OFAC says AmEx violated US sanctions by issuing card to designated German national
The US Department of the Treasury’s Office of Foreign Assets Control (‘OFAC’) has issued a ‘Finding of Violation’ notice to American Express Co. (‘AmEx’), after one of the company’s subsidiaries outside the United States mistakenly supplied a prepaid card to a German national sanctioned for alleged links to a black market nuclear network.
OFAC said that AmEx had ‘remediated and disclosed the violations to OFAC,’ and was not fined because ‘there is no monetary penalty associated with a Finding of Violation.’
In 2015, American Express Travel Related Services Co. issued the card to Gerhard Wisser, a German engineer who had been accused by US authorities of involvement in an alleged black market network run by Dr.
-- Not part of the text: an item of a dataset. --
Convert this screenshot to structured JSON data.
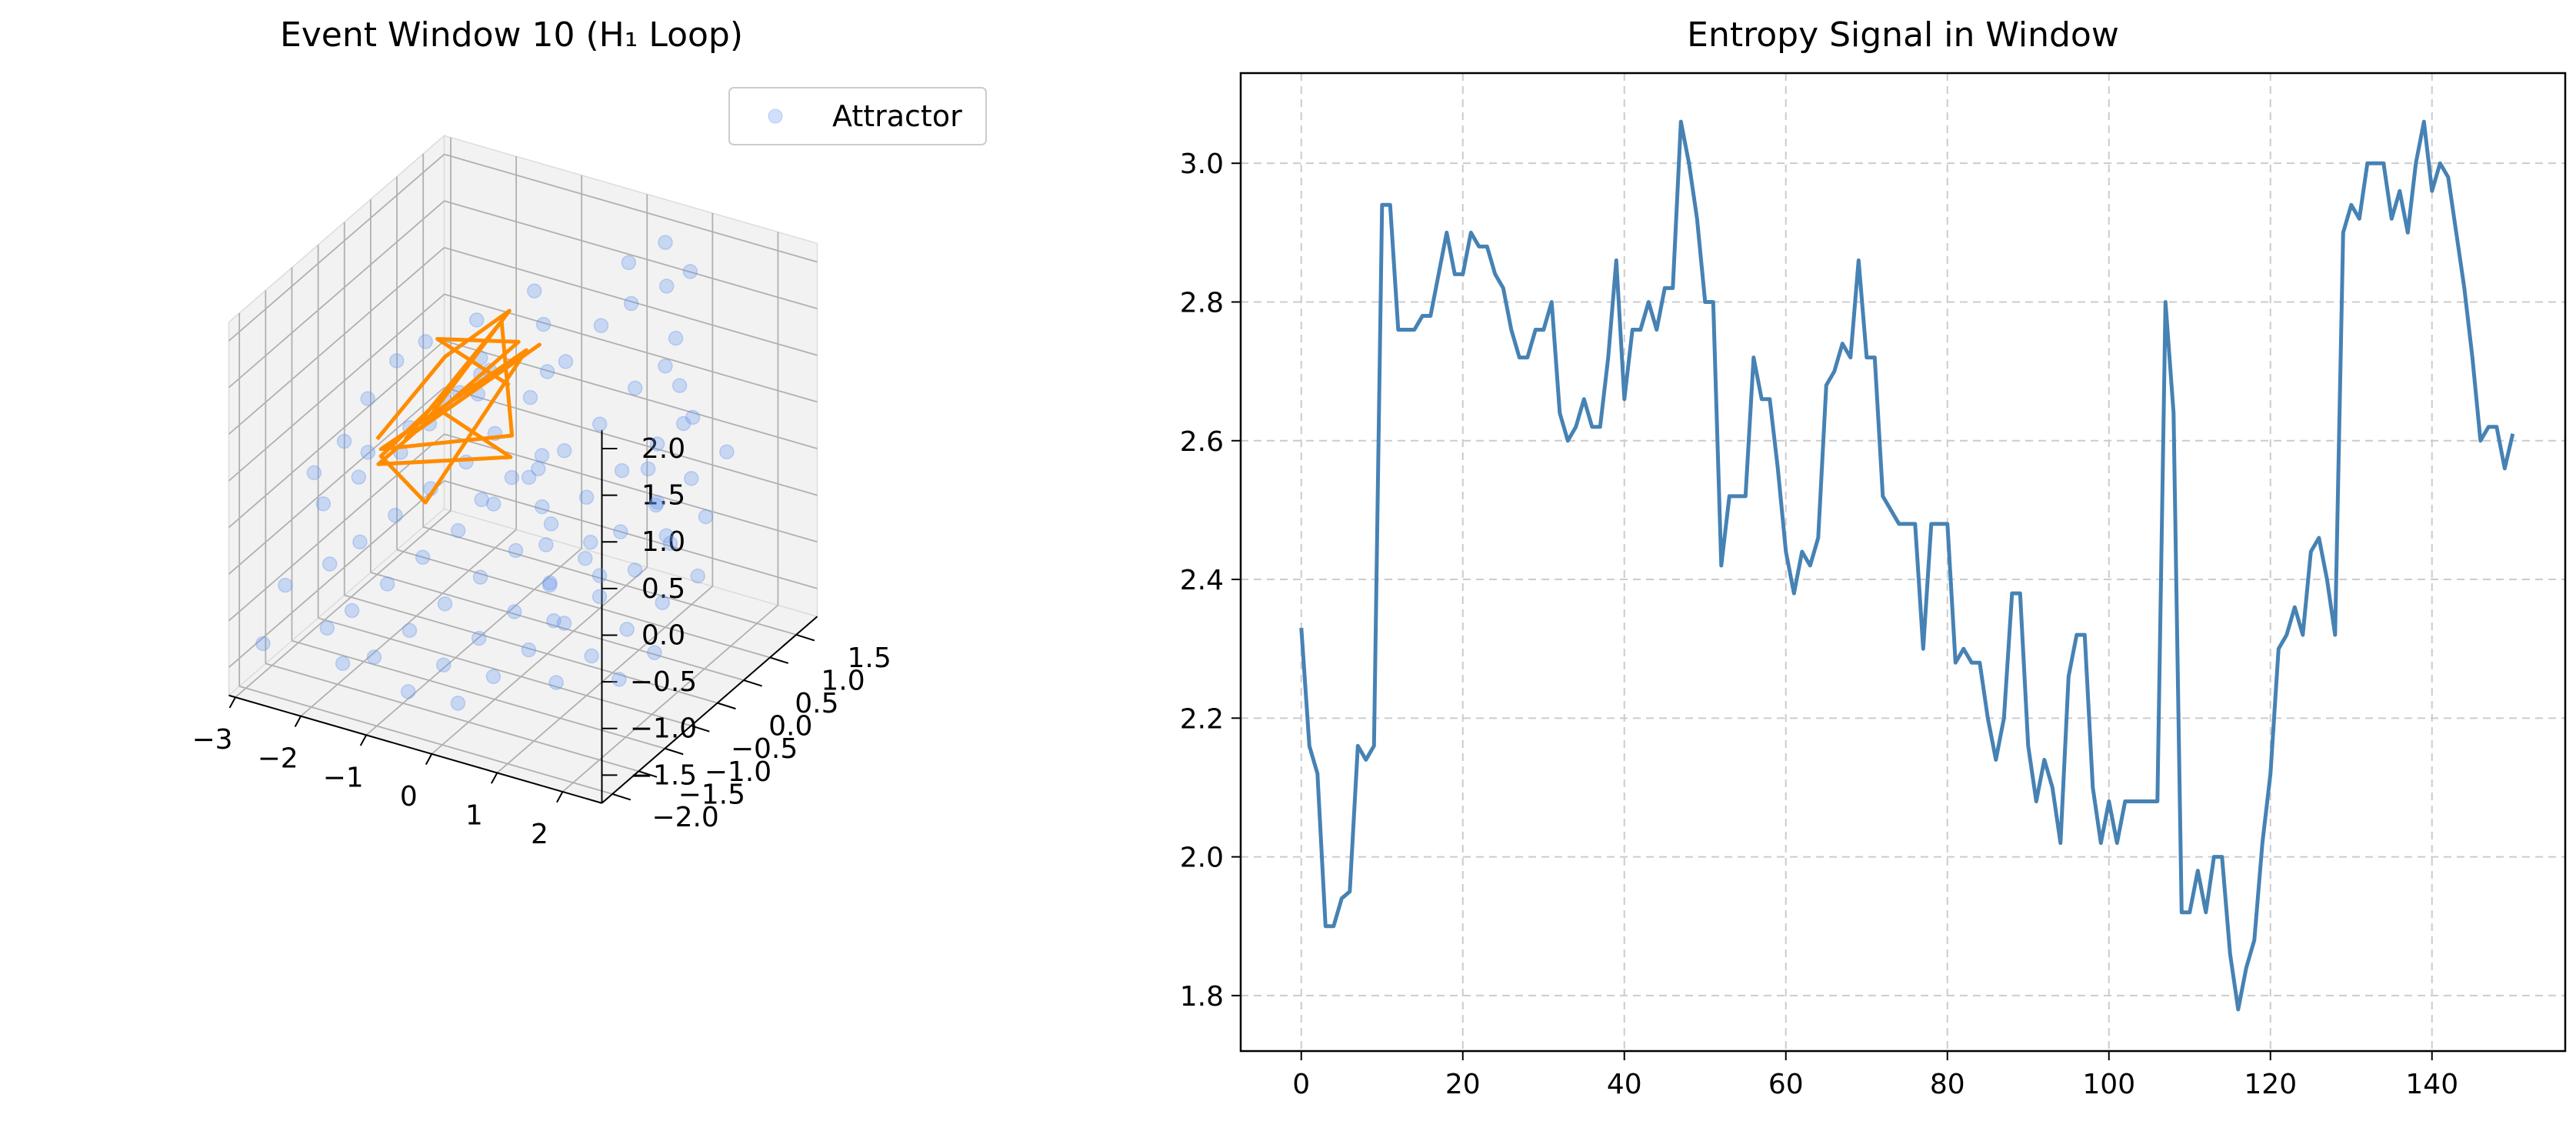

Abdul Qadeer Khan, the scientist behind Pakistan’s atom bomb.
After issuing the card to Wisser, the AmEx subsidiary is said to have processed 41 transactions totaling $35,246.82, in violation of US sanctions though OFAC said it had concluded that ‘there was no willful or reckless behavior’ by AmEx because the card was issued by mistake.
When Wisser applied for the card, the AmEx screening system used to check for compliance had generated multiple ‘declined’ messages, OFAC explained in a 30 April statement. But the subsidiary ‘made several additional approval attempts which eventually led the risk engine to time out. The timing out of the risk engine then triggered the application to be automatically approved,’ OFAC said. It explained that, when the application was flagged for a manual review, the AmEx compliance analyst ‘incorrectly determined’ that Wisser was not the person whose name was on the OFAC sanctions list.
OFAC said that Amex’s automatic approval of applications, in instances where the risk engine led to a system timeout, was ‘a critical shortcoming of its compliance program,’ and added, ‘This case highlights the importance of taking the steps necessary to ensure that automated sanctions compliance controls measures cannot be overridden without appropriate review.’